Tuesday, July 25, 2006

Talking to People Acknowledges their Existence

There are people ought there who disagree with your beloved Blog-O-Fascist. But I, in my wisdom, simply do not acknowledge such people's existence. They don't exist (despite what I just said). I refuse to dignify anybody who disagrees with me by acknowledging their existence.

This is the same technique used by the Bush administration. They were willing to talk to their friends; but unwilling to negotiate with their enemies, as chronicled in an article at Salon, by Laura Rozen.
"We would love to practice diplomacy with people who are worth talking to," said a current Bush administration official who asked not to be identified. "But you've heard it before: Don't reward terrorists by giving them any legitimacy or negotiating with them. Maybe if they came over to the right side of civilization, then there would be something to discuss. There's a way to go about these things. Their way is not the way of normal people."
Unfortunately for the Bush Administration, this view of diplomacy is being challenged by a growing number of people, including some conservatives.
"In diplomacy, you do not negotiate peace with your friends," says former Undersecretary of State for Near Eastern Affairs Edward Djerejian, who served as ambassador to Syria and Lebanon during the George H.W. Bush administration. "You negotiate peace with your enemies and your adversaries. That is one of the highest tasks of diplomacy.
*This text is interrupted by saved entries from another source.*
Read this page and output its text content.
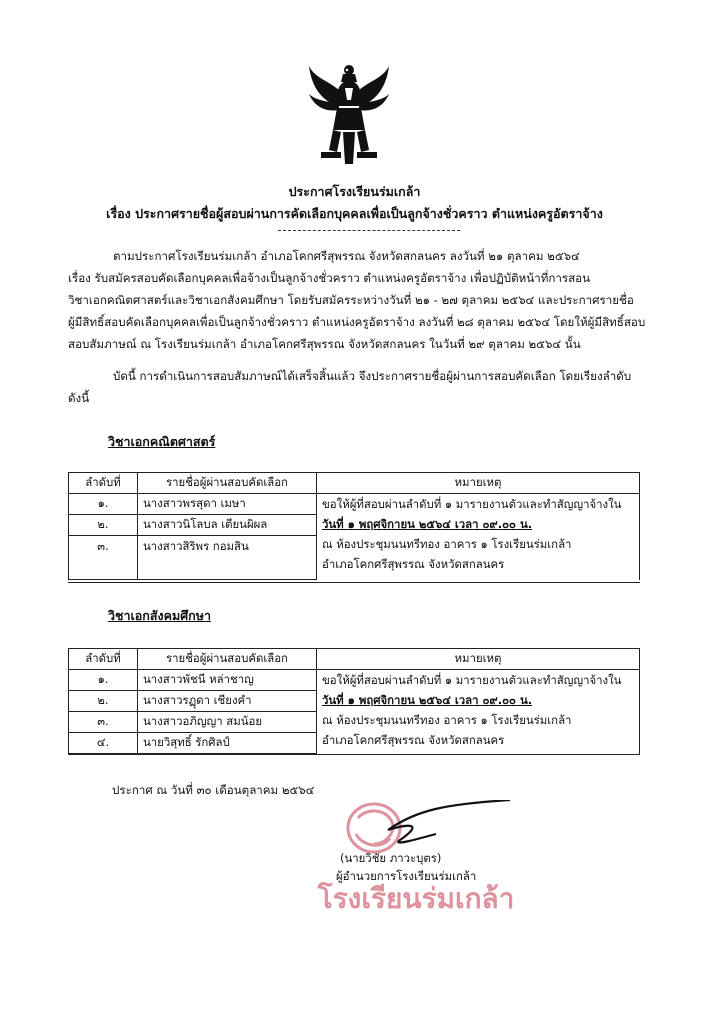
ประกาศโรงเรียนร่มเกล้า
เรื่อง ประกาศรายชื่อผู้สอบผ่านการคัดเลือกบุคคลเพื่อเป็นลูกจ้างชั่วคราว ตำแหน่งครูอัตราจ้าง
ตามประกาศโรงเรียนร่มเกล้า อำเภอโคกศรีสุพรรณ จังหวัดสกลนคร ลงวันที่ ๒๑ ตุลาคม ๒๕๖๔
เรื่อง รับสมัครสอบคัดเลือกบุคคลเพื่อจ้างเป็นลูกจ้างชั่วคราว ตำแหน่งครูอัตราจ้าง เพื่อปฏิบัติหน้าที่การสอน
วิชาเอกคณิตศาสตร์และวิชาเอกสังคมศึกษา โดยรับสมัครระหว่างวันที่ ๒๑ - ๒๗ ตุลาคม ๒๕๖๔ และประกาศรายชื่อ
ผู้มีสิทธิ์สอบคัดเลือกบุคคลเพื่อเป็นลูกจ้างชั่วคราว ตำแหน่งครูอัตราจ้าง ลงวันที่ ๒๘ ตุลาคม ๒๕๖๔ โดยให้ผู้มีสิทธิ์สอบ
สอบสัมภาษณ์ ณ โรงเรียนร่มเกล้า อำเภอโคกศรีสุพรรณ จังหวัดสกลนคร ในวันที่ ๒๙ ตุลาคม ๒๕๖๔ นั้น
บัดนี้ การดำเนินการสอบสัมภาษณ์ได้เสร็จสิ้นแล้ว จึงประกาศรายชื่อผู้ผ่านการสอบคัดเลือก โดยเรียงลำดับ
ดังนี้
วิชาเอกคณิตศาสตร์
ลำดับที่	รายชื่อผู้ผ่านสอบคัดเลือก	หมายเหตุ
๑.	นางสาวพรสุดา เมษา	ขอให้ผู้ที่สอบผ่านลำดับที่ ๑ มารายงานตัวและทำสัญญาจ้างใน
วันที่ ๑ พฤศจิกายน ๒๕๖๔ เวลา ๐๙.๐๐ น.
ณ ห้องประชุมนนทรีทอง อาคาร ๑ โรงเรียนร่มเกล้า
อำเภอโคกศรีสุพรรณ จังหวัดสกลนคร

๒.	นางสาวนิโลบล เตียนผิผล	
๓.	นางสาวสิริพร กอมสิน	
วิชาเอกสังคมศึกษา
ลำดับที่	รายชื่อผู้ผ่านสอบคัดเลือก	หมายเหตุ
๑.	นางสาวพัชนี หล่าชาญ	ขอให้ผู้ที่สอบผ่านลำดับที่ ๑ มารายงานตัวและทำสัญญาจ้างใน
วันที่ ๑ พฤศจิกายน ๒๕๖๔ เวลา ๐๙.๐๐ น.
ณ ห้องประชุมนนทรีทอง อาคาร ๑ โรงเรียนร่มเกล้า
อำเภอโคกศรีสุพรรณ จังหวัดสกลนคร

๒.	นางสาวรฏุดา เชียงคำ	
๓.	นางสาวอภิญญา สมน้อย	
๔.	นายวิสุทธิ์ รักศิลป์	
ประกาศ ณ วันที่ ๓๐ เดือนตุลาคม ๒๕๖๔
โรงเรียนร่มเกล้า
(นายวิชัย ภาวะบุตร)
ผู้อำนวยการโรงเรียนร่มเกล้า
"In the Arab-Israeli equation, people often say we have to put pressure on the parties to make peace," Djerejian continued. "There's some truth to that. At the same time, you have to deal with all relevant parties in order to obtain the political buy-in and chart out the common ground to make necessary compromises to come to an agreement. For that, you need dialogue and muscular diplomacy."

"Real conservatives have never minded talking," insists Arthur Hughes, a former ambassador to Yemen under the elder George Bush and former charge d'affairs of the U.S. embassy in Tel Aviv. "It needs to be set up properly, to make sure there is no misunderstanding. But remember when [Reagan's former Secretary of State] George Shultz -- no liberal --convinced Reagan that the PLO in Tunis were fit discussion partners?"
My decision to not acknowledge those who disagree with me has no real consequence; the Bush Administrations disdain for diplomacy has serious consequences.